Swedish govt aims to retain online casino controls until 2021
The government’s memorandum proposes extending the controls in order to better protect players during the novel coronavirus (Covid-19) pandemic, amid rising case numbers in the country.
“We see that the development of Covid-19 is going in the wrong direction in several parts of the country,” Minister for social security Ardalan Shekarabi said. “The situation is very serious.
“In the wake of the pandemic, we see continued risks in the field of gambling, which means that we need to act to reduce the risks for vulnerable consumers.”
This has already seen the temporary controls imposed from 2 July until the end of the year, including the widely criticised SEK5,000 limit for online casino, and a corresponding loss limit for land-based slots.
Players are also required to set limits on playing time when playing online casino games or slot machines, while bonuses for the vertical is limited to SEK100.
The measures have been strongly criticised by the industry since they were first proposed in April this year, and were originally supposed to cover all products.
However, an initial consultation prompted widespread criticism, including concerns from former horse racing monopoly AB Trav och Galopp (ATG) on the impact on their operations. Shekarabi then opted to amend the plans to only impose the limits for online casino and land-based slots.
Even gambling regulator Spelinspektionen has spoken out against the controls, suggesting it was impossible to enforce across all operators.

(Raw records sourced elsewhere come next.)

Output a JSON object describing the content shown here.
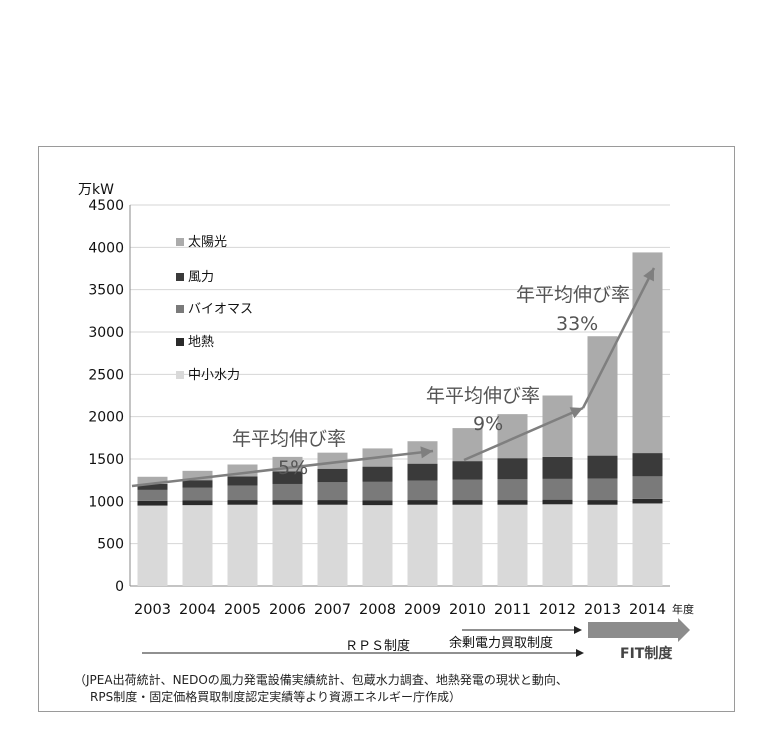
{
  "colors": {
    "solar": "#ababab",
    "wind": "#3a3a3a",
    "biomass": "#7a7a7a",
    "geothermal": "#2a2a2a",
    "hydro": "#d9d9d9",
    "arrow": "#7f7f7f",
    "fit_arrow": "#8c8c8c"
  },
  "chart_data": {
    "type": "bar",
    "stacked": true,
    "unit_label": "万kW",
    "year_suffix": "年度",
    "categories": [
      "2003",
      "2004",
      "2005",
      "2006",
      "2007",
      "2008",
      "2009",
      "2010",
      "2011",
      "2012",
      "2013",
      "2014"
    ],
    "series": [
      {
        "name": "中小水力",
        "color_key": "hydro",
        "values": [
          950,
          955,
          960,
          960,
          960,
          955,
          960,
          960,
          960,
          965,
          960,
          975
        ]
      },
      {
        "name": "地熱",
        "color_key": "geothermal",
        "values": [
          55,
          55,
          55,
          55,
          55,
          55,
          55,
          55,
          55,
          55,
          55,
          55
        ]
      },
      {
        "name": "バイオマス",
        "color_key": "biomass",
        "values": [
          130,
          150,
          170,
          190,
          210,
          220,
          230,
          240,
          245,
          245,
          255,
          265
        ]
      },
      {
        "name": "風力",
        "color_key": "wind",
        "values": [
          70,
          90,
          110,
          150,
          160,
          180,
          200,
          220,
          250,
          260,
          270,
          275
        ]
      },
      {
        "name": "太陽光",
        "color_key": "solar",
        "values": [
          85,
          110,
          140,
          170,
          190,
          215,
          265,
          390,
          520,
          725,
          1410,
          2370
        ]
      }
    ],
    "ylim": [
      0,
      4500
    ],
    "yticks": [
      0,
      500,
      1000,
      1500,
      2000,
      2500,
      3000,
      3500,
      4000,
      4500
    ],
    "grid": true,
    "legend_position": "top-left",
    "legend_order": [
      "太陽光",
      "風力",
      "バイオマス",
      "地熱",
      "中小水力"
    ],
    "annotations": {
      "growth_1": {
        "label": "年平均伸び率",
        "rate": "5%"
      },
      "growth_2": {
        "label": "年平均伸び率",
        "rate": "9%"
      },
      "growth_3": {
        "label": "年平均伸び率",
        "rate": "33%"
      }
    }
  },
  "policy": {
    "rps": "ＲＰＳ制度",
    "surplus": "余剰電力買取制度",
    "fit": "FIT制度"
  },
  "source": {
    "line1": "（JPEA出荷統計、NEDOの風力発電設備実績統計、包蔵水力調査、地熱発電の現状と動向、",
    "line2": "RPS制度・固定価格買取制度認定実績等より資源エネルギー庁作成）"
  }
}
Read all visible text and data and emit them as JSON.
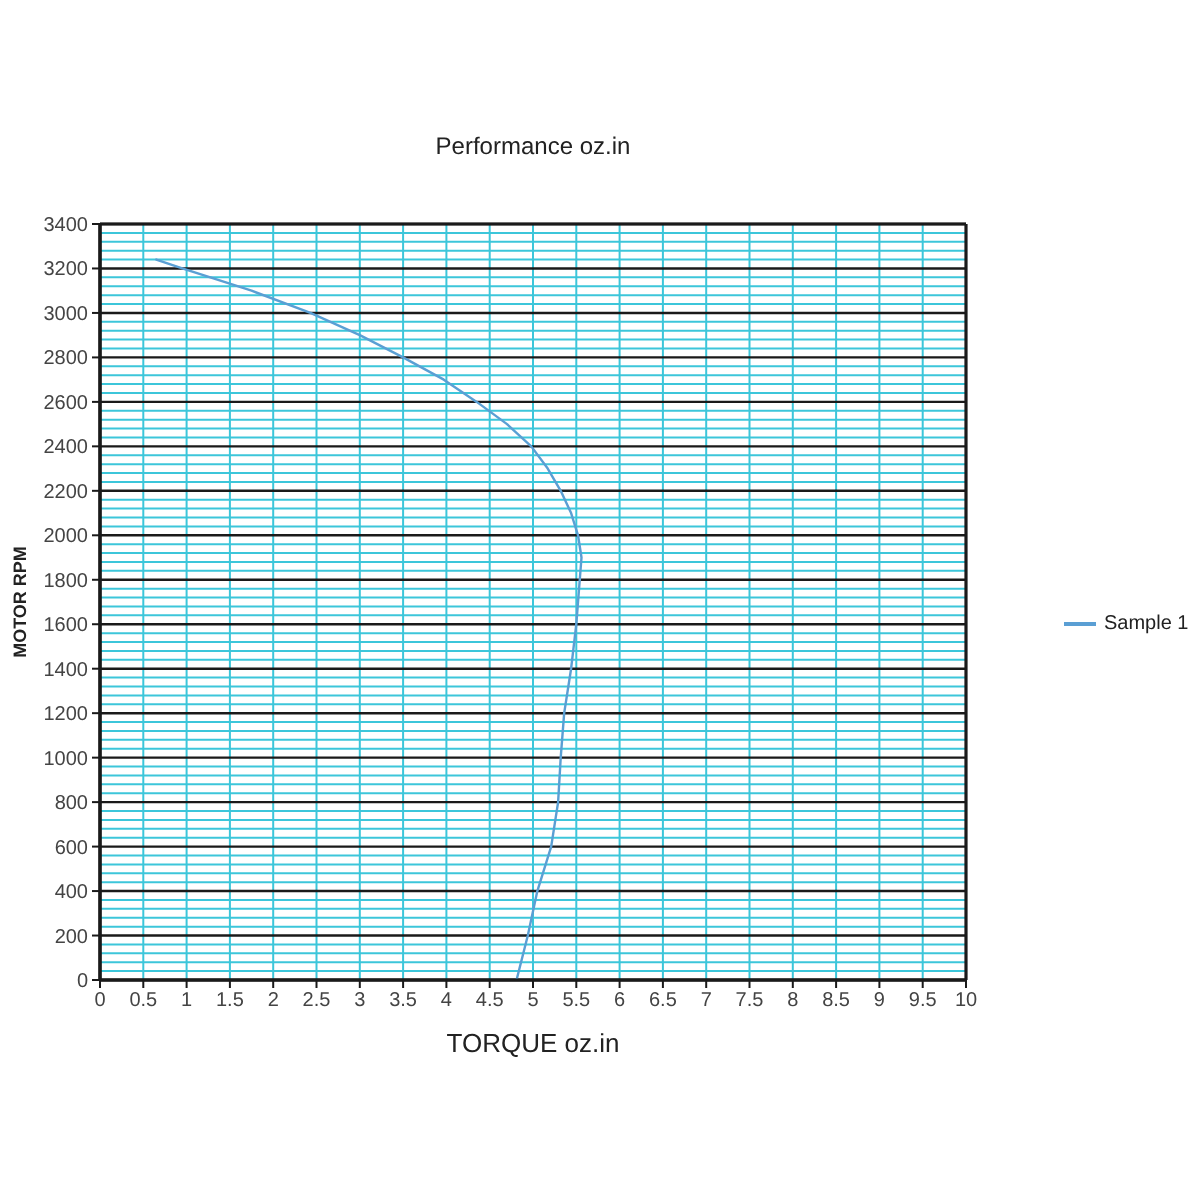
{
  "chart_data": {
    "type": "line",
    "title": "Performance oz.in",
    "xlabel": "TORQUE oz.in",
    "ylabel": "MOTOR RPM",
    "series": [
      {
        "name": "Sample 1",
        "color": "#5a9fd4",
        "x": [
          0.65,
          0.95,
          1.75,
          2.43,
          3.0,
          3.5,
          3.97,
          4.35,
          4.7,
          4.98,
          5.17,
          5.32,
          5.44,
          5.52,
          5.56,
          5.54,
          5.52,
          5.5,
          5.44,
          5.36,
          5.32,
          5.29,
          5.21,
          5.05,
          4.94,
          4.81
        ],
        "values": [
          3240,
          3200,
          3100,
          3000,
          2900,
          2800,
          2700,
          2600,
          2500,
          2400,
          2300,
          2200,
          2100,
          2000,
          1900,
          1800,
          1700,
          1600,
          1400,
          1200,
          1000,
          800,
          600,
          400,
          200,
          0
        ]
      }
    ],
    "xlim": [
      0,
      10
    ],
    "xticks": [
      0,
      0.5,
      1,
      1.5,
      2,
      2.5,
      3,
      3.5,
      4,
      4.5,
      5,
      5.5,
      6,
      6.5,
      7,
      7.5,
      8,
      8.5,
      9,
      9.5,
      10
    ],
    "ylim": [
      0,
      3400
    ],
    "yticks": [
      0,
      {
        "value": 40,
        "label": null
      },
      {
        "value": 80,
        "label": null
      },
      {
        "value": 120,
        "label": null
      },
      {
        "value": 160,
        "label": null
      },
      200,
      {
        "value": 240,
        "label": null
      },
      {
        "value": 280,
        "label": null
      },
      {
        "value": 320,
        "label": null
      },
      {
        "value": 360,
        "label": null
      },
      400,
      {
        "value": 440,
        "label": null
      },
      {
        "value": 480,
        "label": null
      },
      {
        "value": 520,
        "label": null
      },
      {
        "value": 560,
        "label": null
      },
      600,
      {
        "value": 640,
        "label": null
      },
      {
        "value": 680,
        "label": null
      },
      {
        "value": 720,
        "label": null
      },
      {
        "value": 760,
        "label": null
      },
      800,
      {
        "value": 840,
        "label": null
      },
      {
        "value": 880,
        "label": null
      },
      {
        "value": 920,
        "label": null
      },
      {
        "value": 960,
        "label": null
      },
      1000,
      {
        "value": 1040,
        "label": null
      },
      {
        "value": 1080,
        "label": null
      },
      {
        "value": 1120,
        "label": null
      },
      {
        "value": 1160,
        "label": null
      },
      1200,
      {
        "value": 1240,
        "label": null
      },
      {
        "value": 1280,
        "label": null
      },
      {
        "value": 1320,
        "label": null
      },
      {
        "value": 1360,
        "label": null
      },
      1400,
      {
        "value": 1440,
        "label": null
      },
      {
        "value": 1480,
        "label": null
      },
      {
        "value": 1520,
        "label": null
      },
      {
        "value": 1560,
        "label": null
      },
      1600,
      {
        "value": 1640,
        "label": null
      },
      {
        "value": 1680,
        "label": null
      },
      {
        "value": 1720,
        "label": null
      },
      {
        "value": 1760,
        "label": null
      },
      1800,
      {
        "value": 1840,
        "label": null
      },
      {
        "value": 1880,
        "label": null
      },
      {
        "value": 1920,
        "label": null
      },
      {
        "value": 1960,
        "label": null
      },
      2000,
      {
        "value": 2040,
        "label": null
      },
      {
        "value": 2080,
        "label": null
      },
      {
        "value": 2120,
        "label": null
      },
      {
        "value": 2160,
        "label": null
      },
      2200,
      {
        "value": 2240,
        "label": null
      },
      {
        "value": 2280,
        "label": null
      },
      {
        "value": 2320,
        "label": null
      },
      {
        "value": 2360,
        "label": null
      },
      2400,
      {
        "value": 2440,
        "label": null
      },
      {
        "value": 2480,
        "label": null
      },
      {
        "value": 2520,
        "label": null
      },
      {
        "value": 2560,
        "label": null
      },
      2600,
      {
        "value": 2640,
        "label": null
      },
      {
        "value": 2680,
        "label": null
      },
      {
        "value": 2720,
        "label": null
      },
      {
        "value": 2760,
        "label": null
      },
      2800,
      {
        "value": 2840,
        "label": null
      },
      {
        "value": 2880,
        "label": null
      },
      {
        "value": 2920,
        "label": null
      },
      {
        "value": 2960,
        "label": null
      },
      3000,
      {
        "value": 3040,
        "label": null
      },
      {
        "value": 3080,
        "label": null
      },
      {
        "value": 3120,
        "label": null
      },
      {
        "value": 3160,
        "label": null
      },
      3200,
      {
        "value": 3240,
        "label": null
      },
      {
        "value": 3280,
        "label": null
      },
      {
        "value": 3320,
        "label": null
      },
      {
        "value": 3360,
        "label": null
      },
      3400
    ],
    "grid": true,
    "legend": "right"
  }
}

Operator association Branscheforenigen för Onlinespel (BOS), meanwhile, has claimed the measures have created “chaos” with no business sure of how to enforce the limits.
BOS has also warned that by making legal products less attractive to players, the government is creating scope for significant growth in offshore gambling, and therefore potentially putting players at greater risk of harm.
In its consultation, the government looks to highlight similar measures by other jurisdictions, pointing to Spain’s temporary advertising restrictions at the height of lockdown, Latvia’s temporary ban on all forms of gambling and Belgium’s €500 weekly deposit cap. However, the Belgian limits were already planned regardless of Covid-19.
Stakeholders have until 23 November to share their thoughts on the extension.
The effects of the SEK5,000 cap have been apparent in recent results from operators with a major presence in Sweden, with ATG’s casino revenue dropping to SEK58m in Q3 as a result.
LeoVegas, meanwhile, saw Nordic revenue fall 20.0% in the third quarter of the year. Chief executive Gustaf Hagman warned that this had led to a “troubling development”, with the offshore market growing unhindered.
“A growing number of operators without licences are actively targeting Swedish players, including those who have been barred by the self-exclusion tool Spelpaus,” he said last week.
Svenska Spel’s research day in October also revealed that there had been no notable increase in problem gambling in the first wave of Covid-19. However, it noted that while overall gambling spend actually fell, problem gambling rates had remained level.